The post argued that on the surface, Sun has indeed always been just a consultant for Huobi. But the core buyer and funder behind About Capital all points to Sun. His public role is advisor, the public equity is held by About Capital, but his actual influence is “demonstrated through capital penetration, platform tokens, and ecosystem synergies.”
The implication, according to the researcher: “This way, he can control Huobi while reducing the regulatory, legal, and public opinion costs associated with personal direct shareholding and direct appointments.”

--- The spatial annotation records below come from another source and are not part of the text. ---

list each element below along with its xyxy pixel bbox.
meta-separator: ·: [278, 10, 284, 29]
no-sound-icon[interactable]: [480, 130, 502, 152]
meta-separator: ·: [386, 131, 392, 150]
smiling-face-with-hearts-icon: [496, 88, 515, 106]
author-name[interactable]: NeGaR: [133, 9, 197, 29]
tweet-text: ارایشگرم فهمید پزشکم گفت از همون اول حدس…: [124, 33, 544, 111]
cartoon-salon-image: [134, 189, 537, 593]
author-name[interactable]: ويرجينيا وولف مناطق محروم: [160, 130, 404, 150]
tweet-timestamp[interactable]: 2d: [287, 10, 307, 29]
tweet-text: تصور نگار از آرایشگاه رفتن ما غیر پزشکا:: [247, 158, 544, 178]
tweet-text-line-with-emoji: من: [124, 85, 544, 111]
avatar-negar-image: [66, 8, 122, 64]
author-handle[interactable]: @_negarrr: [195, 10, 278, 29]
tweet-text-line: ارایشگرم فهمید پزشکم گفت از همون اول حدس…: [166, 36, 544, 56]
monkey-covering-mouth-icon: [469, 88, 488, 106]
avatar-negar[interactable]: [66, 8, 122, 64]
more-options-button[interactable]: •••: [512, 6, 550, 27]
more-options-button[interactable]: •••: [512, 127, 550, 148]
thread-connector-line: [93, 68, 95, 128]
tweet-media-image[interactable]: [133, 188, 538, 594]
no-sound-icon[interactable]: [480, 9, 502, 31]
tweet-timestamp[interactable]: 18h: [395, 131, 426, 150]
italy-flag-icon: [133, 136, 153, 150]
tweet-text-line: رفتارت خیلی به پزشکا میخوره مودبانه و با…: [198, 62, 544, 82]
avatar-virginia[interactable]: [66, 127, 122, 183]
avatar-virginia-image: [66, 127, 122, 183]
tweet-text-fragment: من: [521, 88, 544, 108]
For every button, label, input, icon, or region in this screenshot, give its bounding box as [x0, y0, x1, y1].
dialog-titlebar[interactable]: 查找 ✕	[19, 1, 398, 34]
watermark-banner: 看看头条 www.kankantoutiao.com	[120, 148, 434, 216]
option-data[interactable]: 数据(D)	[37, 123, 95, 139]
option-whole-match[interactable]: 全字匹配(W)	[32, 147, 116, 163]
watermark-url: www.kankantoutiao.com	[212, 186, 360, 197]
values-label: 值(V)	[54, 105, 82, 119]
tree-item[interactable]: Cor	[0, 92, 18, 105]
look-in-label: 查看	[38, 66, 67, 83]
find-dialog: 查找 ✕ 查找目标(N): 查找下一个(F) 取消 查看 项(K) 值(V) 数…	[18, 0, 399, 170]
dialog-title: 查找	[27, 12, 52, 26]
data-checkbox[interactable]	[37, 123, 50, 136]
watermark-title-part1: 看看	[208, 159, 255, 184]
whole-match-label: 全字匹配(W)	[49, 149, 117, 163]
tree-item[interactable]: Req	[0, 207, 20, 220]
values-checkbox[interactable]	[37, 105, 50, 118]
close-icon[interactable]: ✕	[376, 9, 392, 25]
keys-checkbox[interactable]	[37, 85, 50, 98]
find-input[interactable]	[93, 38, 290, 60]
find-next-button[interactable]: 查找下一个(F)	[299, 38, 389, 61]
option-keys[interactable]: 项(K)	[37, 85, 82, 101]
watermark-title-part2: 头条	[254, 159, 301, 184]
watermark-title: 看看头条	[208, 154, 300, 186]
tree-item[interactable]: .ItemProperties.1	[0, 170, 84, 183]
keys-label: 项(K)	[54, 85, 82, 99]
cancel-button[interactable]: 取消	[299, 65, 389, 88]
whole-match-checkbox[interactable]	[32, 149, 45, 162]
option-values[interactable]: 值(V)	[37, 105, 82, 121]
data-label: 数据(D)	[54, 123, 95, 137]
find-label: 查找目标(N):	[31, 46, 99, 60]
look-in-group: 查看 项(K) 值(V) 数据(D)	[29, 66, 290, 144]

Sun was not personally named in the UK sanctions filing.
A quick recap of what happened
For those catching up: On May 26, the UK Foreign, Commonwealth and Development Office designated 18 entities and individuals under its Russia sanctions framework. Huobi Global S.A., the Panama-registered entity linked to HTX, was among them, accused of providing financial services to Kremlin-linked entities including the A7 payments network and Garantex.
Blockchain analytics firms published staggering on-chain data.TRM Labs reported that HTX sent more than $4.9 billion in direct on-chain transactions to the sanctioned entities and related high-risk platforms.Elliptic flagged HTX’s roughly $3.3 trillion in 2025 trading volume and noted this was the first time the UK applied Regulation 17A to a cryptoasset exchange.Chainalysis also confirmed the scope of the sanctions.
Bybit, OKX, and Bitget all issued public warnings within hours. Bybit recommended users avoid HTX-related addresses entirely. OKX specifically warned users who had engaged in arbitrage trading between the two platforms. Bitget updated its compliance screening systems and warned that transactions involving sanctioned entities may be subject to rejection or account termination.
In a CoinDesk exclusive, an HTX spokesperson confirmed that the A7A5 ruble stablecoin listing application had been explicitly rejected following internal due diligence. A7A5 executive Oleg Ogienko confirmed the rejection himself.
Where things stand now
As of May 28, HTX’s trading, deposit, withdrawal, and OTC functions continue to operate normally according to the exchange. Some user funds that were frozen on partner platforms have been restored, though many others are still waiting. HTX says it is in active communication with relevant platforms and third-party risk control providers to resolve the remaining issues.
The broader debate has moved beyond HTX itself. Multiple voices across crypto Twitter are now questioning whether the real systemic risk lies not in any single exchange, but in the monopoly-level power that blockchain analytics firms like Chainalysis hold over the entire industry’s risk control infrastructure, and whether their algorithmic flagging mechanisms are too blunt an instrument for the complex realities of how users move funds across platforms.
The Crypto Times will continue to update this story as it develops.